The EU and its member-states have initiated energy investment and cooperation with Iran without regard to U.S.-imposed restraints on trade. There is modest progress, motivated mainly by Teheran rather than by the EU, in developing the project to take Iranian natural gas into Pakistan and across Pakistan into India. Of course, the United States would not allow its companies and banks to participate and similar conditions would apply to the British multinationals leaving great room for Russian, Chinese, Brazilian and other competitors in the world to be part of the consortium.
The pipeline will create a scenario for complex interdependence in a volatile region with Indian influence extending beyond Iran on one end and to the Caspian and Qatar on the other. The massive investment, according to some estimates, may soar to 7.4 billion dollars, and would surely affect foreign policies of all the primary players in the project.
However, the big power status cannot come easy. India will have to sacrifice something to get the best of both worlds. Doubtlessly, India gave priority to its new strategic relationship with Washington in the IAEA, voting over the Iran-Pakistan-India pipeline anda proposed LNG import deal, of which it would have been the ultimate beneficiary.
In a knee-jerk reaction, Iran has put India on notice over her controversial vote at the IAEA governing board meeting, saying that its offer to supply gas to New Delhi hinged on future behaviour.
Certain circles believe that the political, diplomatic and even commodity price for LNG import would soar for India to uncomfortable levels.
Meanwhile, the United States has termed India’s vote in favour of an IAEA resolution on Iran’s controversial nuclear programme “very significant.”

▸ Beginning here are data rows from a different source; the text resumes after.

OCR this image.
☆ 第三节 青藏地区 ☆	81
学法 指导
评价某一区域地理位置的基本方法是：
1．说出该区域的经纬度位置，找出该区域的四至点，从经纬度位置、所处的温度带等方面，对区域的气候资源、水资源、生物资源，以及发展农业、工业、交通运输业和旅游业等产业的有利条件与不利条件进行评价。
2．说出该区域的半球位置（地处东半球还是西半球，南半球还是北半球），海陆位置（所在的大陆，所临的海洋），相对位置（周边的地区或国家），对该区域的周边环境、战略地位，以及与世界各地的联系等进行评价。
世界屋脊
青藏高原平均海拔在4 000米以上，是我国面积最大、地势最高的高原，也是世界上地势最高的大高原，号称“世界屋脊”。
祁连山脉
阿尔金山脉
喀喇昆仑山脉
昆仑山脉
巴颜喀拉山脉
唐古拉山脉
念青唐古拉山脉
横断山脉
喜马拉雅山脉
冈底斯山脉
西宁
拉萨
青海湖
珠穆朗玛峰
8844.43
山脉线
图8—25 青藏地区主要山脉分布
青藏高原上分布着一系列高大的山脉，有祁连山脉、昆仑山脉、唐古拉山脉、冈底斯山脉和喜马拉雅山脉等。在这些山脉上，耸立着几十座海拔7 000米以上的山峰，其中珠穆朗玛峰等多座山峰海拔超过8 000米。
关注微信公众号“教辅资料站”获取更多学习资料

The Indian newspapers suggest that her position on the Iranian nuclear question at the International Atomic Energy Agency (IAEA) appears to have been one of the key conditions to the successful negotiation of the India-U.S. nuclear deal on July 19.

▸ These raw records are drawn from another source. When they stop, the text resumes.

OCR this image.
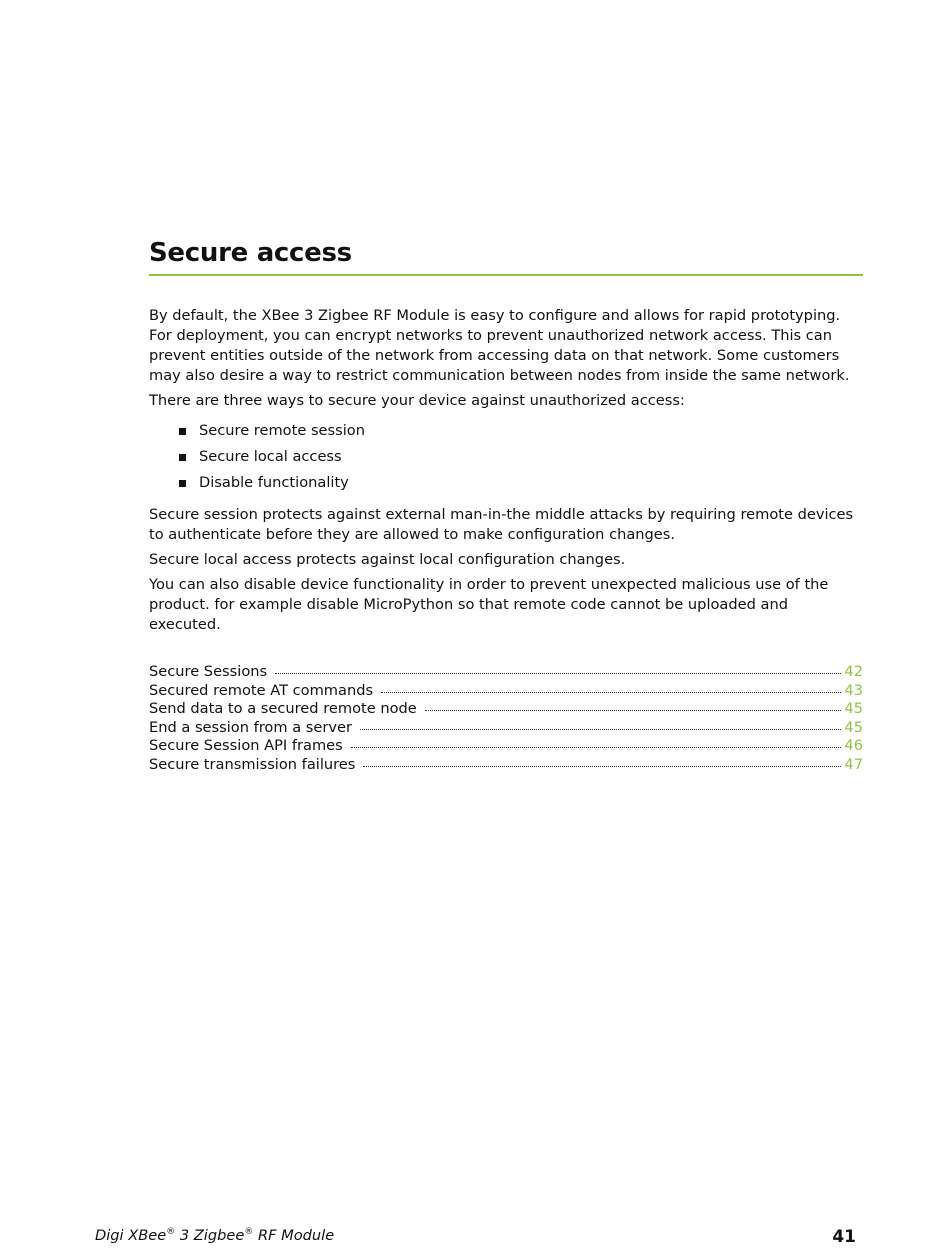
Secure access

By default, the XBee 3 Zigbee RF Module is easy to configure and allows for rapid prototyping. For deployment, you can encrypt networks to prevent unauthorized network access. This can prevent entities outside of the network from accessing data on that network. Some customers may also desire a way to restrict communication between nodes from inside the same network.

There are three ways to secure your device against unauthorized access:

Secure remote session
Secure local access
Disable functionality

Secure session protects against external man-in-the middle attacks by requiring remote devices to authenticate before they are allowed to make configuration changes.

Secure local access protects against local configuration changes.

You can also disable device functionality in order to prevent unexpected malicious use of the product. for example disable MicroPython so that remote code cannot be uploaded and executed.

Secure Sessions	42
Secured remote AT commands	43
Send data to a secured remote node	45
End a session from a server	45
Secure Session API frames	46
Secure transmission failures	47
Digi XBee® 3 Zigbee® RF Module	41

The detailed transcript of the hearing of the House International Relations Committee (HIRC) on September 8, eleven days before the crucial IAEA Board of Governors (BoG) meeting, suggests this.
Notwithstanding the alleged remarks by the Indian External Affairs Minister, Natwar Singh, in Tehran in early September — which the Ministry of External Affairs (MEA) proceededto deny — the India-US nuclear deal seems to have been clinched only after India gave, inter alia, a “reciprocal” assurance — if not an absolute commitment — of its support at the IAEA on the Iran issue. The United States had categorically told India that it would not be willing to enter into an agreement without a visible and verifiable set of commitments from the Indian government.
On the other hand, Iran cannot afford to punish the 22 pro-IAEA countries, as oil accounts for 80 per cent of Iran ‘s export earnings. Tehran’s threats, therefore, may be a negotiating ploy meant to force more countries to see things its way in the current fracas over Iran’s apparent violation of NPT provisions.
Islamabad has not bent backwards with regard to the gas pipeline demand from Washington for a variety of factors, the topmost being Iran’s clear warning of not allowing the Qatar pipeline project which would pass through its territorial waters if the IPI did not go ahead smoothly. Moreover, given the scant improvement in Afghanistan’s security situation, the Turkmenistan-Afghanistan-Pakistan pipeline still remains a distant dream. For Pakistan, the IPI project offers a rare chance to gain due respect for its sovereignty and importance in the region. Not only would the Indian economy be greatly dependent on a peaceful situation in Pakistan but the business lobby would gain greater influence on New Delhi’s approach towards Islamabad.